Glioblastoma, the predominant adult malignant brain tumor, has been computationally classified into molecular subtypes whose functional relevance remains to be comprehensively established. Tumors from genetically engineered glioblastoma mouse models initiated by identical driver mutations in distinct cells of origin portray unique transcriptional profiles reflective of their respective lineage. Here, we identify corresponding transcriptional profiles in human glioblastoma and describe patient-derived xenografts with species-conserved subtype-discriminating functional properties. The oligodendrocyte lineage-associated glioblastoma subtype requires functional ERBB3 and harbors unique therapeutic sensitivities.
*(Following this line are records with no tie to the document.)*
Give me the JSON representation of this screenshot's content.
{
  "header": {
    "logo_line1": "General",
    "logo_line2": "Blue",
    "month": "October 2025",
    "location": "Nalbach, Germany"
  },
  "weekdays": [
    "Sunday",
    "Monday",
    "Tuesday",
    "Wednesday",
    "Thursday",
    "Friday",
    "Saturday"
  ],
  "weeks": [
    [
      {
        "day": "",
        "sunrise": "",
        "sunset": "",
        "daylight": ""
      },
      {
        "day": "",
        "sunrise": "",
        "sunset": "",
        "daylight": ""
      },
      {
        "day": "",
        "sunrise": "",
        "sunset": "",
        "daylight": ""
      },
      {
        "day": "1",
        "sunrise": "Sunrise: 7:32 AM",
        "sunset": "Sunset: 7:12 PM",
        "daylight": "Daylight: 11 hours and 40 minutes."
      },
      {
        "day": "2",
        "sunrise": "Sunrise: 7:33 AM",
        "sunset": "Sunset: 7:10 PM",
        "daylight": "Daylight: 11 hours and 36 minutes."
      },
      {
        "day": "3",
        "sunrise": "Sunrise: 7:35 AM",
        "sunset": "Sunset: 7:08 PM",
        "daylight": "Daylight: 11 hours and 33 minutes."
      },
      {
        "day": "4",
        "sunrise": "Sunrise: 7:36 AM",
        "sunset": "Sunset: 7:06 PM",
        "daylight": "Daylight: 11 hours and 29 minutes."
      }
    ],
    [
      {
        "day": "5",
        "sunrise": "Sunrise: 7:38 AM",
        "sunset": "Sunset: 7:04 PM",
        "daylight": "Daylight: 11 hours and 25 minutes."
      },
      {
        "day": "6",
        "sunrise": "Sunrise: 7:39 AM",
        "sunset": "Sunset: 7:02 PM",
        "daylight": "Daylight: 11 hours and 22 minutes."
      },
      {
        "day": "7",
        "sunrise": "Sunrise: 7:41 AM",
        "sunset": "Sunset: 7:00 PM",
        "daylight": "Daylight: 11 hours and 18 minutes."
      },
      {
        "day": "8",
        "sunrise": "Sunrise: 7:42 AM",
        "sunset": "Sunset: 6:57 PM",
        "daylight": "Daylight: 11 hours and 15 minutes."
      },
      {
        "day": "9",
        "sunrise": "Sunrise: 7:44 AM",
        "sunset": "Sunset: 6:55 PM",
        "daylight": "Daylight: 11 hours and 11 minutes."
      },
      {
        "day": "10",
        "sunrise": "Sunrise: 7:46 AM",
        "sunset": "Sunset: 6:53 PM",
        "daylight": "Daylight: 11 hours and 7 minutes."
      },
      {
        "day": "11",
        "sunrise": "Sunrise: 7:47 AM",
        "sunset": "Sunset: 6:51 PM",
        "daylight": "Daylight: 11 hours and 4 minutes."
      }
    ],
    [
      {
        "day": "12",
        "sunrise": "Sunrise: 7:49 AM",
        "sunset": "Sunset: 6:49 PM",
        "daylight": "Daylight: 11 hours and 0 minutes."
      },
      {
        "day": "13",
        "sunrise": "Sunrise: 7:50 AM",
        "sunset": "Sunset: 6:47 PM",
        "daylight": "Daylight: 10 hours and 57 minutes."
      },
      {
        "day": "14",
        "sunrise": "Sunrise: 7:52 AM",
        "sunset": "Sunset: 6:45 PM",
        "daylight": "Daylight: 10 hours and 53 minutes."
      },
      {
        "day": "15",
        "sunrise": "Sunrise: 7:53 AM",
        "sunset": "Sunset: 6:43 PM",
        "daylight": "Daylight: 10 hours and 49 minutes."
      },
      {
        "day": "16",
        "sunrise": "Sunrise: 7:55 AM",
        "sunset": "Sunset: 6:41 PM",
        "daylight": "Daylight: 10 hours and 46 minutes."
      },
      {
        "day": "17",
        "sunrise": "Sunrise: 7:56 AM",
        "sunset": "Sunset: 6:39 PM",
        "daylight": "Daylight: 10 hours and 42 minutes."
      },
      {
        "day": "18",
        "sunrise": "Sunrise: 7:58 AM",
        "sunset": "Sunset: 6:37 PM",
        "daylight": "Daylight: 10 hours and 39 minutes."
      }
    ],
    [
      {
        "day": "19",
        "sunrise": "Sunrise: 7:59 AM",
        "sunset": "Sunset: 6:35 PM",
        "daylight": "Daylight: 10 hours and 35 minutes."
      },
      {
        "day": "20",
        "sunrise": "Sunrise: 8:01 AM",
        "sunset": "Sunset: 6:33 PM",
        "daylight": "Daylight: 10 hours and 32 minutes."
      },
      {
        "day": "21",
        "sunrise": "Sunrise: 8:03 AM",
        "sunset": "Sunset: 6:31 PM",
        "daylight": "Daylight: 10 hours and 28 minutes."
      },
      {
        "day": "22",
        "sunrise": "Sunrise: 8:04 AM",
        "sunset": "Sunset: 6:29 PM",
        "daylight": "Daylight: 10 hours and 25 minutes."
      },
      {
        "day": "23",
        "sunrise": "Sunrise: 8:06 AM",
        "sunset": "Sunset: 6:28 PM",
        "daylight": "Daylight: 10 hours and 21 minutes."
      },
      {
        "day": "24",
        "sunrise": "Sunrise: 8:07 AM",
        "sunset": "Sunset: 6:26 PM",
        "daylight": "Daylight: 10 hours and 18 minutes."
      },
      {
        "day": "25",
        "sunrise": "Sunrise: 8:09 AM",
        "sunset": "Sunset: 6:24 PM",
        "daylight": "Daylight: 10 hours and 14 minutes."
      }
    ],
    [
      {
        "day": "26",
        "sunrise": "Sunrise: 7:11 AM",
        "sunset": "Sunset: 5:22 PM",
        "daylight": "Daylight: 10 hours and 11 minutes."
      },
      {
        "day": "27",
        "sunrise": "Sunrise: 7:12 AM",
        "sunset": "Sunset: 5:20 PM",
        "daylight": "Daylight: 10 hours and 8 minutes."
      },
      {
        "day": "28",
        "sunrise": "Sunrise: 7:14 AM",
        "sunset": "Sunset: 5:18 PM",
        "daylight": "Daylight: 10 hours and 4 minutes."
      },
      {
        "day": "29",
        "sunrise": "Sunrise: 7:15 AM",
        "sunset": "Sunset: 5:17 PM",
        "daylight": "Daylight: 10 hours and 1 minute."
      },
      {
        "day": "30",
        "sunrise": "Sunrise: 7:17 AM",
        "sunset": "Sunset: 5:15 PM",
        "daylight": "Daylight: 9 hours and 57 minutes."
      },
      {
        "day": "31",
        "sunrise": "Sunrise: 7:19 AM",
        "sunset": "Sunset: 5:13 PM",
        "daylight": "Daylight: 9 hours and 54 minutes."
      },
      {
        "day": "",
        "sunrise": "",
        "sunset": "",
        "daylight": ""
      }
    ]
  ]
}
These results highlight the importance of cell lineage in glioblastoma independent of driver mutations and provide a methodology for functional glioblastoma classification for future clinical investigations.

胶质母细胞瘤是主要的成人恶性脑肿瘤，已通过计算分类为分子亚型，其功能相关性仍有待全面确定。由不同起源细胞中的相同驱动突变引发的基因工程胶质母细胞瘤小鼠模型的肿瘤描绘了反映其各自谱系的独特转录谱。在这里，我们确定了人类胶质母细胞瘤中相应的转录谱，并描述了具有物种保守亚型区分功能特性的患者来源的异种移植物。少突胶质细胞谱系相关的胶质母细胞瘤亚型需要功能性 ERBB3 并具有独特的治疗敏感性。